So here she was mixing her own drinks like some sort of suburban housewife in a Cheever story and wondering what it would take to bring a little gosh darn humility to the current president. She thought of the elections taking place in less than two weeks, assuming Ebola did not destroy the entire civil order and turn the country into a wasteland out of The Walkng Dead. Perhaps after the thumping the Democrats were bound to take, the arrogant Negro might finally be brought low.
Of course the Democrats are terrible on their own. For instance!
Sen. Mark Udall of Colorado is so pathetically dependent on one issue, the supposed war on women, that the local press has made him famous as “Mark Uterus.” It is the most meaningful epithet of 2014. It tells Democrats they need new forms of manipulation, this one is old and mined out. The advertisement that most captures the 2014 cycle is from Kentucky’s Alison Lundergan Grimes: “I’m not Barack Obama.” She looked for all the world like Christine O’Donnell, who uttered the most famous words of her 2010 cycle: “I’m not a witch.”
Surely Mark Udall agitating for women’s rights is just as tiresome as, say, Republicans dismissing female concerns about conservative policies with comments about “legitimate rape.” And surely Alison Lundergan Grimes is just as unqualified and flat-out dumb as Christine O’Donnell, who was more circus sideshow than Senate candidate. Obviously those polls that have Grimes in a statistical dead heat with Mitch McConnell only indicate that people in Kentucky don’t have the brains of people in Delaware. If only there was a way to tie Barack Obama to witchcraft without looking like a Victorian-era colonialist. Or a circa-2009 Republican.

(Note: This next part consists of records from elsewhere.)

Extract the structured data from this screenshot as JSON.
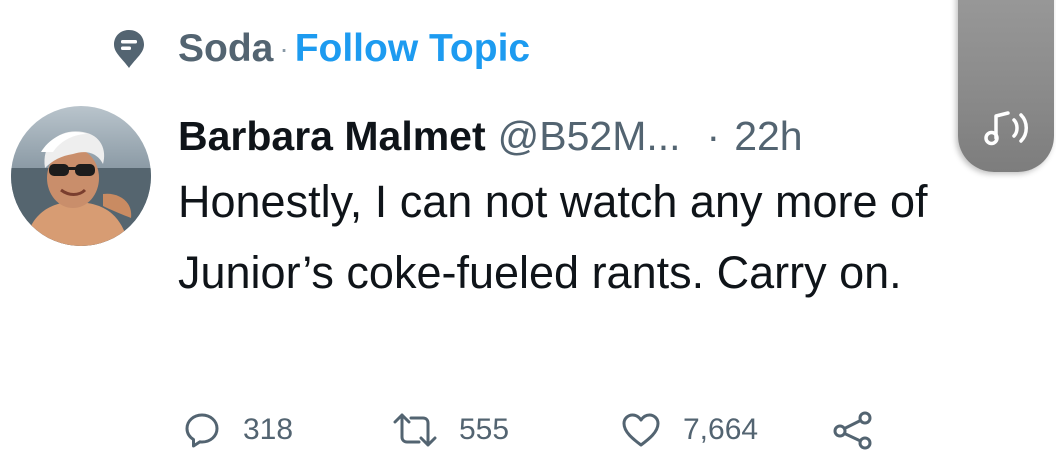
{
  "topic": {
    "icon": "topic-pin-icon",
    "name": "Soda",
    "separator": "·",
    "follow_label": "Follow Topic"
  },
  "tweet": {
    "avatar": "profile-avatar",
    "display_name": "Barbara Malmet",
    "handle": "@B52M...",
    "separator": "·",
    "time": "22h",
    "text": "Honestly, I can not watch any more of Junior’s coke-fueled rants. Carry on."
  },
  "actions": {
    "reply": {
      "icon": "reply-icon",
      "count": "318"
    },
    "retweet": {
      "icon": "retweet-icon",
      "count": "555"
    },
    "like": {
      "icon": "heart-icon",
      "count": "7,664"
    },
    "share": {
      "icon": "share-icon"
    }
  },
  "overlay": {
    "icon": "audio-note-icon"
  },
  "colors": {
    "primary_text": "#0f1419",
    "secondary_text": "#536471",
    "accent": "#1d9bf0"
  }
}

No, dammit! She would not think like that. But how could no one see the president’s arrogance? The Republicans had been hitting on it since the 2008 campaign. Surely one of these days the charge would stick!
On Nov. 5, Mr. Obama will have to say something that shows he gets it. That shows without saying that he’s humbled, that he isn’t living in a bubble.
Here’s the problem. The qualities required of such a statement—humility, self-awareness, sensitivity to the public mood—are sort of the opposite of what the president brings to the table.
Kind of like after the 2010 midterms, when he called the election results a “ shellacking. ” And then went out and continued trying to work with the GOP – on a Grand Bargain, on keeping the government funded, on tweaking Obamacare, on judicial and executive branch appointments. When he offered all sorts of concessions (to the chagrin of many Democrats), only to have the Republicans slap his hand away time and time and time again because he would not give in completely to their demands, even though his own party still actually held a five-seat majority in the Senate, and he was cruising toward a second term in a race that was never really very close.
The nerve! The arrogance!
She felt perhaps she was not making a strong case to herself. Perhaps it was the Ebola. She lifted her mask again and pressed a hand to her forehead. No, not feverish. She swooned onto her daybed, careful not to slosh any of her highball on the chenille. Wherever could such a clear-headed analysis come from? Whatever could be causing this outbreak of reality, she wondered as she stared at the completely full bottle of horse tranquilizers next to the cocktail shaker.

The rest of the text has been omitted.